My own woman, ..and I can tell you a common basis for this violation of a woman's body and will--fear of a malpractice suit. As you may know, the risks of suit and a loss for the obstetrician is very high and is reflected by the high cost for the OB to buy malpractice insurance. So when a pregnant woman presents with a possible difficult delivery, the OB is also thinking about the end results in terms of malpractice when he or she gives advice regarding further management. This advice may be in reality "over the top" in terms of what clinically is necessary and if rejected by the patient, under some circumstances the physician may panic and look to ethics committees and the courts to solve the dilemma. What the physicians forget is that the fully informed patient has every right to reject the physician's advice and if the communication between the two was well documented the responsibility for the subsequent complications by not following advice would be directed to the patient. To "force" the patient into a treatment (like strapping the patient down--noted in one of my resource links or something less than that)is unethical and unprofessional and easily could represent legal battery.

This problem in the patient-doctor relationship could be eased by keeping the courts out of medical decision making and by eliminating the host of unnecessary,unwarrented and perhaps simply frivolous malpractice law suits presented to obstetricians. ..Maurice.

 
At Tuesday, August 14, 2007 6:11:00 PM, Blogger MY OWN WOMAN said...

I've often wondered how many medical law suits or even other law suits would be filed if the "loser" be it the plantiff or the defendent had to pay the monies being sued for.

I might even chuckle if a patient sued the doctor for not clipping his toenails and when the toenails were produced in court by the doctor, the patient had to pay the doctor the $1K that he originally sued the doctor for.
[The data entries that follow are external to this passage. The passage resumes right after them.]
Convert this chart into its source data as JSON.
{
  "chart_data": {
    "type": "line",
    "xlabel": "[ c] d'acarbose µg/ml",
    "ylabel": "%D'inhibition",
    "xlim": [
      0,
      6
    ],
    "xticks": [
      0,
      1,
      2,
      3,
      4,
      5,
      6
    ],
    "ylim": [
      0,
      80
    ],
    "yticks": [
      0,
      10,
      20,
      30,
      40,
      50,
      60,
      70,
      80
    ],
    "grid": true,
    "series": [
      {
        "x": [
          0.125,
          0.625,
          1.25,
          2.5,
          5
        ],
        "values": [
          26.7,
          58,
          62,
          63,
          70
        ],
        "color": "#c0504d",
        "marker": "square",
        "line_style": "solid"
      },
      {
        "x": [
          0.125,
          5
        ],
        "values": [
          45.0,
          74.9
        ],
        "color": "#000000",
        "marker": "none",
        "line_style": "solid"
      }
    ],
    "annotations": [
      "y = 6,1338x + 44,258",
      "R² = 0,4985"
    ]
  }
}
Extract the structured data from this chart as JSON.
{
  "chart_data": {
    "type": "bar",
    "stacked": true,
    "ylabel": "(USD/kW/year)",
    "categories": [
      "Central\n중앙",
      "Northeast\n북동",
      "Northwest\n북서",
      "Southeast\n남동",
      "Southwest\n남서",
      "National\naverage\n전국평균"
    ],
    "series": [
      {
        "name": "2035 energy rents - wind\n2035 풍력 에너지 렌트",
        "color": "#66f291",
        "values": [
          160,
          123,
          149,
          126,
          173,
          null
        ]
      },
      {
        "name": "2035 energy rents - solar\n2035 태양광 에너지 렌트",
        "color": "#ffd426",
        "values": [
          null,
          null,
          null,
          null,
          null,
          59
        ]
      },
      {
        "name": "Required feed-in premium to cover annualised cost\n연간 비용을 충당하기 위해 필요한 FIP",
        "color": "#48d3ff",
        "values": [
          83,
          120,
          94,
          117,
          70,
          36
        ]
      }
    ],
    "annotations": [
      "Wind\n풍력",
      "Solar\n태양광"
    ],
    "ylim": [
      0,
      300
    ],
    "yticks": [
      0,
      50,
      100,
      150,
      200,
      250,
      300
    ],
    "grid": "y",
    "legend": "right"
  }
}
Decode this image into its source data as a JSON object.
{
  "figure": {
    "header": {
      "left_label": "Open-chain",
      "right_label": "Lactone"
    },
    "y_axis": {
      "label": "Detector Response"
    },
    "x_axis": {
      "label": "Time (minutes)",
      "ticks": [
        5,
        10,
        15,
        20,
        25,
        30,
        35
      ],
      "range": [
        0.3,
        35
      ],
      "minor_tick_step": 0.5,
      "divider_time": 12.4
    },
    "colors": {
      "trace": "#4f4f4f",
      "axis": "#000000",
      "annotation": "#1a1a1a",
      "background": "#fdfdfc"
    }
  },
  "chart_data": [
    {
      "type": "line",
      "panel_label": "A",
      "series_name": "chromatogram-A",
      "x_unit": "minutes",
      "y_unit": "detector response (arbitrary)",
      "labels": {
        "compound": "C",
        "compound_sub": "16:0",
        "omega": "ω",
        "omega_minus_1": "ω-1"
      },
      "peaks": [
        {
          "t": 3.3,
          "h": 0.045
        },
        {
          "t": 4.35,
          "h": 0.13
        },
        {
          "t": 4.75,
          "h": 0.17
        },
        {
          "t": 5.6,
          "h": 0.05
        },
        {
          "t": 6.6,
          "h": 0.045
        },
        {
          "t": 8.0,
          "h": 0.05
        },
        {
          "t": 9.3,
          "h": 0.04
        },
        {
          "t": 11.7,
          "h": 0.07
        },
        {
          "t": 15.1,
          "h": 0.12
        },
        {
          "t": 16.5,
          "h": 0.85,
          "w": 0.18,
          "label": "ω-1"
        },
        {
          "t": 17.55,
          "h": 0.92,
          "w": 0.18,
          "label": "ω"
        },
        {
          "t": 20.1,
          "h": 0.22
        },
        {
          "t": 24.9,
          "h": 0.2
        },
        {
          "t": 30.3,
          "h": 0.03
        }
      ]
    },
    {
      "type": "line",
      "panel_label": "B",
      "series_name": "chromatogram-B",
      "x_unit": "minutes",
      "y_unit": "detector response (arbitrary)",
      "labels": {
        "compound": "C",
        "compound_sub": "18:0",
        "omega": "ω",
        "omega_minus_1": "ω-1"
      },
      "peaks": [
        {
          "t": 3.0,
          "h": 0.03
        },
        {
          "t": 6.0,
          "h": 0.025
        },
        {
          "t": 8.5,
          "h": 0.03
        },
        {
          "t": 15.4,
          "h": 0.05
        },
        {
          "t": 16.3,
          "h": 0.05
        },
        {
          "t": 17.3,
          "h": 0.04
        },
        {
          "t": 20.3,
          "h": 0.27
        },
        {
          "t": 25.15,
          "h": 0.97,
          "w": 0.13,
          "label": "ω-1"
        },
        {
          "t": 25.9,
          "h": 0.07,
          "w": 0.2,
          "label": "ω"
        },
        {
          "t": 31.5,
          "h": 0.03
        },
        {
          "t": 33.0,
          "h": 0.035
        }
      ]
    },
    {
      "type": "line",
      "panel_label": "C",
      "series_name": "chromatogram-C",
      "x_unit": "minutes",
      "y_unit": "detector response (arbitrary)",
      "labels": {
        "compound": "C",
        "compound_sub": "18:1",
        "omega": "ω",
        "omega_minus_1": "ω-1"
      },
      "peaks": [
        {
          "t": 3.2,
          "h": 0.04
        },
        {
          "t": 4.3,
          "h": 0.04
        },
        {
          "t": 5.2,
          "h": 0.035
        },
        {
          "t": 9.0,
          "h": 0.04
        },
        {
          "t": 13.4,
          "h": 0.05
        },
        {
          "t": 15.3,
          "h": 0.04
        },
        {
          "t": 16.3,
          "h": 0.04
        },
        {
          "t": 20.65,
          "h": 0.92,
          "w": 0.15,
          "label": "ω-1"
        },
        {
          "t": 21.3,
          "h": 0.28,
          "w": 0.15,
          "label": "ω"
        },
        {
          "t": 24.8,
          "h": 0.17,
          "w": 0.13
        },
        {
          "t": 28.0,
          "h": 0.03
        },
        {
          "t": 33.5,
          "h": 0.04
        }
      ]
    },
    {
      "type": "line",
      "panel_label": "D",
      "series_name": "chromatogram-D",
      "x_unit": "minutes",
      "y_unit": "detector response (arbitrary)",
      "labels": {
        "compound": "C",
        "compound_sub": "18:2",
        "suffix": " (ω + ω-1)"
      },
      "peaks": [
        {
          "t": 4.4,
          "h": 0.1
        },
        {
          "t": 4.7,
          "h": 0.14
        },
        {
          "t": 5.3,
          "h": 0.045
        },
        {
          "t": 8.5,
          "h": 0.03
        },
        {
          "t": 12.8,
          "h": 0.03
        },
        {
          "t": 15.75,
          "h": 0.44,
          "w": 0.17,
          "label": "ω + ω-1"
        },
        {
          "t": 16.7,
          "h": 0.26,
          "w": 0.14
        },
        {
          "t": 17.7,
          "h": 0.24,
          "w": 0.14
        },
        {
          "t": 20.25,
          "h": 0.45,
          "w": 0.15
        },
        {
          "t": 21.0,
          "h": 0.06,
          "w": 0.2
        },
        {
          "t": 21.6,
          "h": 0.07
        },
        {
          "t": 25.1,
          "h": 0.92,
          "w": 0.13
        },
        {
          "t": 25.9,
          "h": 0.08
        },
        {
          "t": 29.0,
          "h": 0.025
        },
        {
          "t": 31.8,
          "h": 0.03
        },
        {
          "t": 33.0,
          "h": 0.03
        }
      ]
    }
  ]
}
I wonder if the law suits would dwindle.

I don't think that time is coming soon, but it is fun to dream.

 
At Tuesday, August 14, 2007 7:03:00 PM, Blogger Maurice Bernstein, M.D. said...

My own woman, doctors have sued the original plaintiff for frivolous suits and a few have won. But to automatically cause the malpractice suit loser to pay the winner..that would be great. It would certainly cause some caution in starting any suit.

The other approach would be following the expression of consern about the Los Angees Watts Riots in 1991, Rodney King asked in a news conference "Why can't we all get along?" Maybe, in terms of the approach to the doctor-patient medical care relationship, answering that question and using the facts for constructive mitigation would do a lot more good than filing malpractice suits and making doctors worried and practice inappropriate and expensive defensive medicine. At the same time, researching this question and acting on it might make patients feel happier and more confident in their doctor and their treatments and and reduce the need to express the words "I hate Doctors" ..Maurice.